Nosotros tres nos habíamos quedado en asombrada inmovilidad, cuando se oyeron rápidas pisadas en el exterior y una vez enojada gritó:
—¡Eh, oiga!
Volvieron a abrir la puerta y encendieron la luz eléctrica. En esa deslumbrante claridad vi a Warren de pie en el umbral, sujetando el brazo delicado de Fenwick con su garra de acero. Su mirada agria y sospechosa escudriñó la habitación.
—¿A qué viene esto? —preguntó con breve aspereza.
Reaccionamos como chicos de escuela sorprendidos en una travesura nocturna.
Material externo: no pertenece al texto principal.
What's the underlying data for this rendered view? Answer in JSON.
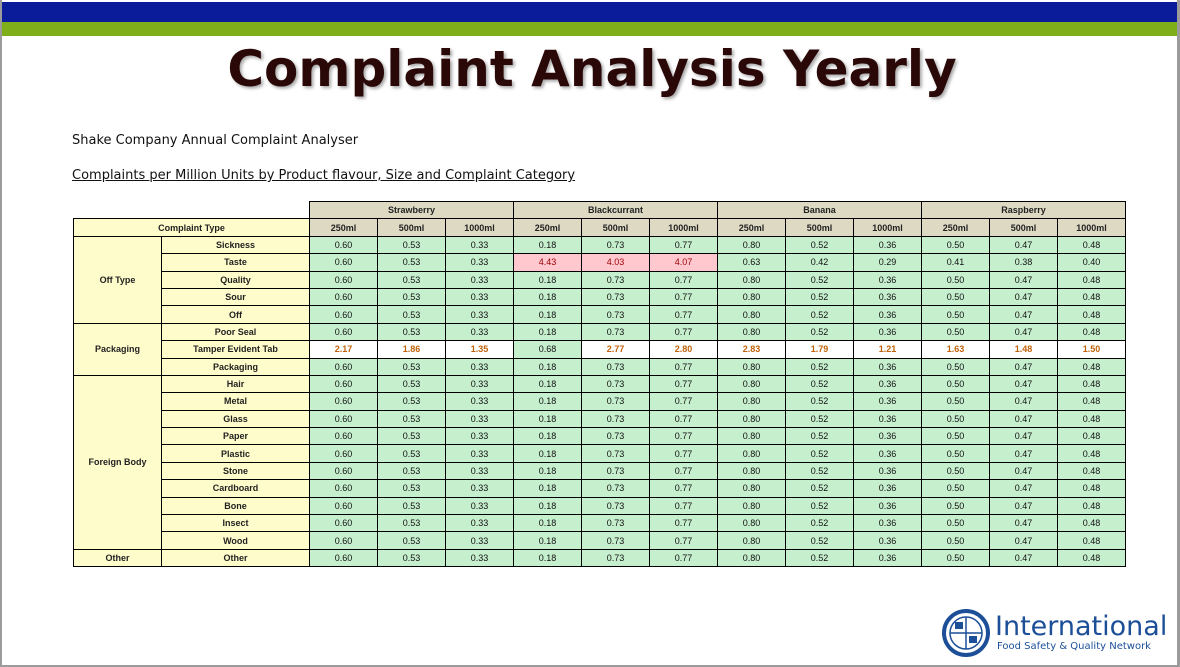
{
  "title": "Complaint Analysis Yearly",
  "subtitle": "Shake Company Annual Complaint Analyser",
  "heading": "Complaints per Million Units by Product flavour, Size and Complaint Category",
  "complaint_type_label": "Complaint Type",
  "flavours": [
    "Strawberry",
    "Blackcurrant",
    "Banana",
    "Raspberry"
  ],
  "sizes": [
    "250ml",
    "500ml",
    "1000ml"
  ],
  "rows": [
    {
      "group": "Off Type",
      "span": 5,
      "item": "Sickness",
      "values": [
        "0.60",
        "0.53",
        "0.33",
        "0.18",
        "0.73",
        "0.77",
        "0.80",
        "0.52",
        "0.36",
        "0.50",
        "0.47",
        "0.48"
      ]
    },
    {
      "item": "Taste",
      "values": [
        "0.60",
        "0.53",
        "0.33",
        "4.43",
        "4.03",
        "4.07",
        "0.63",
        "0.42",
        "0.29",
        "0.41",
        "0.38",
        "0.40"
      ],
      "styles": [
        "v",
        "v",
        "v",
        "red",
        "red",
        "red",
        "v",
        "v",
        "v",
        "v",
        "v",
        "v"
      ]
    },
    {
      "item": "Quality",
      "values": [
        "0.60",
        "0.53",
        "0.33",
        "0.18",
        "0.73",
        "0.77",
        "0.80",
        "0.52",
        "0.36",
        "0.50",
        "0.47",
        "0.48"
      ]
    },
    {
      "item": "Sour",
      "values": [
        "0.60",
        "0.53",
        "0.33",
        "0.18",
        "0.73",
        "0.77",
        "0.80",
        "0.52",
        "0.36",
        "0.50",
        "0.47",
        "0.48"
      ]
    },
    {
      "item": "Off",
      "values": [
        "0.60",
        "0.53",
        "0.33",
        "0.18",
        "0.73",
        "0.77",
        "0.80",
        "0.52",
        "0.36",
        "0.50",
        "0.47",
        "0.48"
      ]
    },
    {
      "group": "Packaging",
      "span": 3,
      "item": "Poor Seal",
      "values": [
        "0.60",
        "0.53",
        "0.33",
        "0.18",
        "0.73",
        "0.77",
        "0.80",
        "0.52",
        "0.36",
        "0.50",
        "0.47",
        "0.48"
      ]
    },
    {
      "item": "Tamper Evident Tab",
      "values": [
        "2.17",
        "1.86",
        "1.35",
        "0.68",
        "2.77",
        "2.80",
        "2.83",
        "1.79",
        "1.21",
        "1.63",
        "1.48",
        "1.50"
      ],
      "styles": [
        "white",
        "white",
        "white",
        "v",
        "white",
        "white",
        "white",
        "white",
        "white",
        "white",
        "white",
        "white"
      ]
    },
    {
      "item": "Packaging",
      "values": [
        "0.60",
        "0.53",
        "0.33",
        "0.18",
        "0.73",
        "0.77",
        "0.80",
        "0.52",
        "0.36",
        "0.50",
        "0.47",
        "0.48"
      ]
    },
    {
      "group": "Foreign Body",
      "span": 10,
      "item": "Hair",
      "values": [
        "0.60",
        "0.53",
        "0.33",
        "0.18",
        "0.73",
        "0.77",
        "0.80",
        "0.52",
        "0.36",
        "0.50",
        "0.47",
        "0.48"
      ]
    },
    {
      "item": "Metal",
      "values": [
        "0.60",
        "0.53",
        "0.33",
        "0.18",
        "0.73",
        "0.77",
        "0.80",
        "0.52",
        "0.36",
        "0.50",
        "0.47",
        "0.48"
      ]
    },
    {
      "item": "Glass",
      "values": [
        "0.60",
        "0.53",
        "0.33",
        "0.18",
        "0.73",
        "0.77",
        "0.80",
        "0.52",
        "0.36",
        "0.50",
        "0.47",
        "0.48"
      ]
    },
    {
      "item": "Paper",
      "values": [
        "0.60",
        "0.53",
        "0.33",
        "0.18",
        "0.73",
        "0.77",
        "0.80",
        "0.52",
        "0.36",
        "0.50",
        "0.47",
        "0.48"
      ]
    },
    {
      "item": "Plastic",
      "values": [
        "0.60",
        "0.53",
        "0.33",
        "0.18",
        "0.73",
        "0.77",
        "0.80",
        "0.52",
        "0.36",
        "0.50",
        "0.47",
        "0.48"
      ]
    },
    {
      "item": "Stone",
      "values": [
        "0.60",
        "0.53",
        "0.33",
        "0.18",
        "0.73",
        "0.77",
        "0.80",
        "0.52",
        "0.36",
        "0.50",
        "0.47",
        "0.48"
      ]
    },
    {
      "item": "Cardboard",
      "values": [
        "0.60",
        "0.53",
        "0.33",
        "0.18",
        "0.73",
        "0.77",
        "0.80",
        "0.52",
        "0.36",
        "0.50",
        "0.47",
        "0.48"
      ]
    },
    {
      "item": "Bone",
      "values": [
        "0.60",
        "0.53",
        "0.33",
        "0.18",
        "0.73",
        "0.77",
        "0.80",
        "0.52",
        "0.36",
        "0.50",
        "0.47",
        "0.48"
      ]
    },
    {
      "item": "Insect",
      "values": [
        "0.60",
        "0.53",
        "0.33",
        "0.18",
        "0.73",
        "0.77",
        "0.80",
        "0.52",
        "0.36",
        "0.50",
        "0.47",
        "0.48"
      ]
    },
    {
      "item": "Wood",
      "values": [
        "0.60",
        "0.53",
        "0.33",
        "0.18",
        "0.73",
        "0.77",
        "0.80",
        "0.52",
        "0.36",
        "0.50",
        "0.47",
        "0.48"
      ]
    },
    {
      "group": "Other",
      "span": 1,
      "item": "Other",
      "values": [
        "0.60",
        "0.53",
        "0.33",
        "0.18",
        "0.73",
        "0.77",
        "0.80",
        "0.52",
        "0.36",
        "0.50",
        "0.47",
        "0.48"
      ]
    }
  ],
  "colors": {
    "banner_blue": "#0a1c9a",
    "banner_green": "#7fae1b",
    "good": "#c6efce",
    "bad": "#ffc7ce",
    "header": "#ded9c3",
    "label": "#fffccb",
    "logo": "#1c4f98"
  },
  "logo": {
    "name": "International",
    "tagline": "Food Safety & Quality Network"
  }
}
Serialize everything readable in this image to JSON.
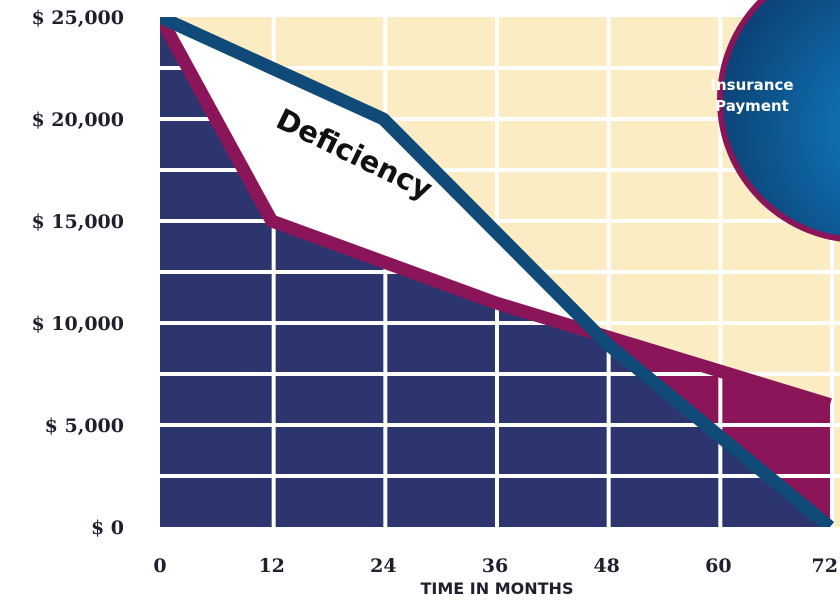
{
  "chart_data": {
    "type": "line",
    "xlabel": "TIME IN MONTHS",
    "ylabel": "",
    "x_ticks": [
      "0",
      "12",
      "24",
      "36",
      "48",
      "60",
      "72"
    ],
    "y_ticks": [
      "$ 0",
      "$ 5,000",
      "$ 10,000",
      "$ 15,000",
      "$ 20,000",
      "$ 25,000"
    ],
    "xlim": [
      0,
      72
    ],
    "ylim": [
      0,
      25000
    ],
    "grid": true,
    "series": [
      {
        "name": "",
        "color": "#0f4a78",
        "x": [
          0,
          24,
          48,
          72
        ],
        "y": [
          25000,
          20000,
          9000,
          0
        ]
      },
      {
        "name": "",
        "color": "#8a1559",
        "x": [
          0,
          12,
          36,
          72
        ],
        "y": [
          25000,
          15000,
          11000,
          6000
        ]
      }
    ],
    "annotations": [
      {
        "text": "Deficiency"
      }
    ],
    "badge": {
      "line1": "Insurance",
      "line2": "Payment"
    },
    "colors": {
      "debt_fill": "#2c356e",
      "background_grid": "#fbecc4",
      "payment_fill": "#8a1559",
      "badge": "#0a5a90"
    }
  }
}
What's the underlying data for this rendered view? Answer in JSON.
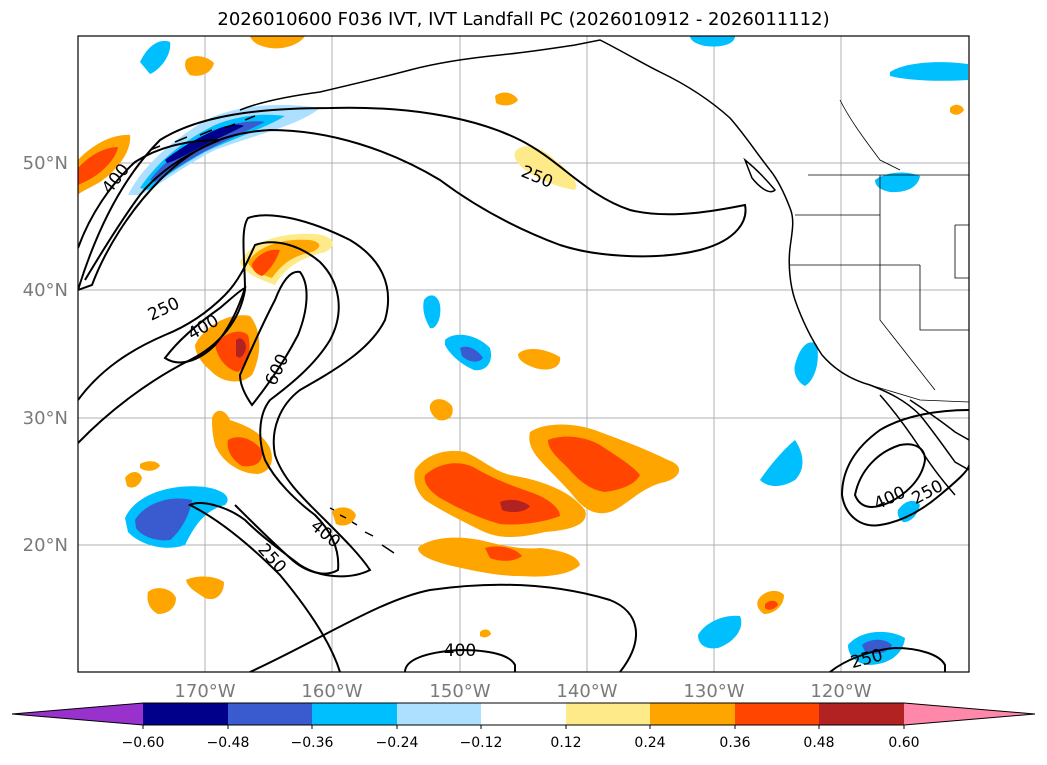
{
  "title": "2026010600 F036 IVT, IVT Landfall PC (2026010912 - 2026011112)",
  "lat_labels": [
    "50°N",
    "40°N",
    "30°N",
    "20°N"
  ],
  "lon_labels": [
    "170°W",
    "160°W",
    "150°W",
    "140°W",
    "130°W",
    "120°W"
  ],
  "contour_labels": [
    "250",
    "250",
    "400",
    "400",
    "600",
    "400",
    "250",
    "400",
    "400",
    "250",
    "250"
  ],
  "colorbar": {
    "ticks": [
      "−0.60",
      "−0.48",
      "−0.36",
      "−0.24",
      "−0.12",
      "0.12",
      "0.24",
      "0.36",
      "0.48",
      "0.60"
    ],
    "colors": [
      "#9932cc",
      "#00008b",
      "#3a5bd0",
      "#00bfff",
      "#addfff",
      "#ffffff",
      "#ffea8a",
      "#ffa500",
      "#ff4500",
      "#b22222",
      "#ff88aa"
    ]
  },
  "chart_data": {
    "type": "map",
    "title": "2026010600 F036 IVT, IVT Landfall PC (2026010912 - 2026011112)",
    "lon_range": [
      -180,
      -110
    ],
    "lat_range": [
      10,
      60
    ],
    "ivt_contour_levels": [
      250,
      400,
      600
    ],
    "pc_levels": [
      -0.6,
      -0.48,
      -0.36,
      -0.24,
      -0.12,
      0.12,
      0.24,
      0.36,
      0.48,
      0.6
    ],
    "grid": true
  }
}
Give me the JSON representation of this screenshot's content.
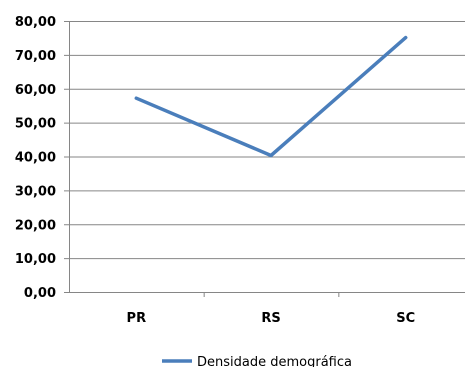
{
  "chart_data": {
    "type": "line",
    "categories": [
      "PR",
      "RS",
      "SC"
    ],
    "series": [
      {
        "name": "Densidade demográfica",
        "values": [
          57.2,
          40.3,
          75.1
        ],
        "color": "#4a7ebb"
      }
    ],
    "ylim": [
      0,
      80
    ],
    "yticks": [
      "0,00",
      "10,00",
      "20,00",
      "30,00",
      "40,00",
      "50,00",
      "60,00",
      "70,00",
      "80,00"
    ],
    "grid": true,
    "gridlines_color": "#868686",
    "legend_position": "bottom"
  }
}
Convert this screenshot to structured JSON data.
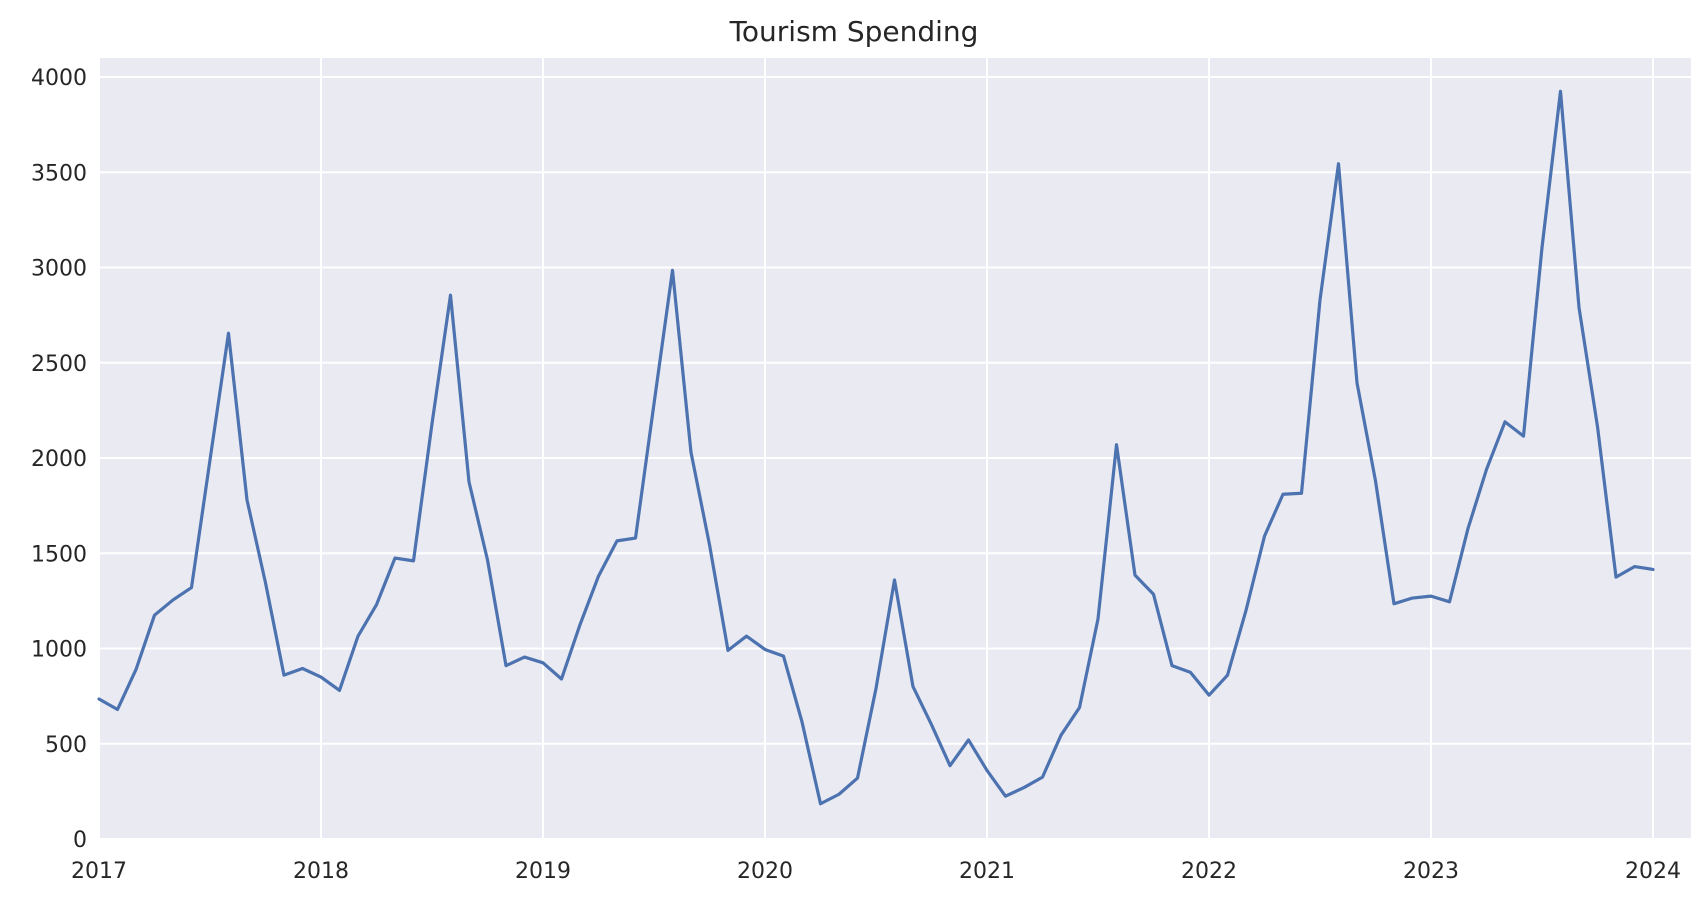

Laribee había escondido el papel y la estilográfica en el bolsillo de su pijama. No pude advertir si el vigilante nocturno lo había notado.
—Bueno, ¿a qué viene esto? —volvió a gruñir.
Ni Geddes ni Laribee hablaron, pero alguien tenía que decir algo, de modo que me encogí de hombros y murmuré con la mayor sencillez que pude:
—Es una simple charla de compañeros, Warren. Venga a hablar con nosotros.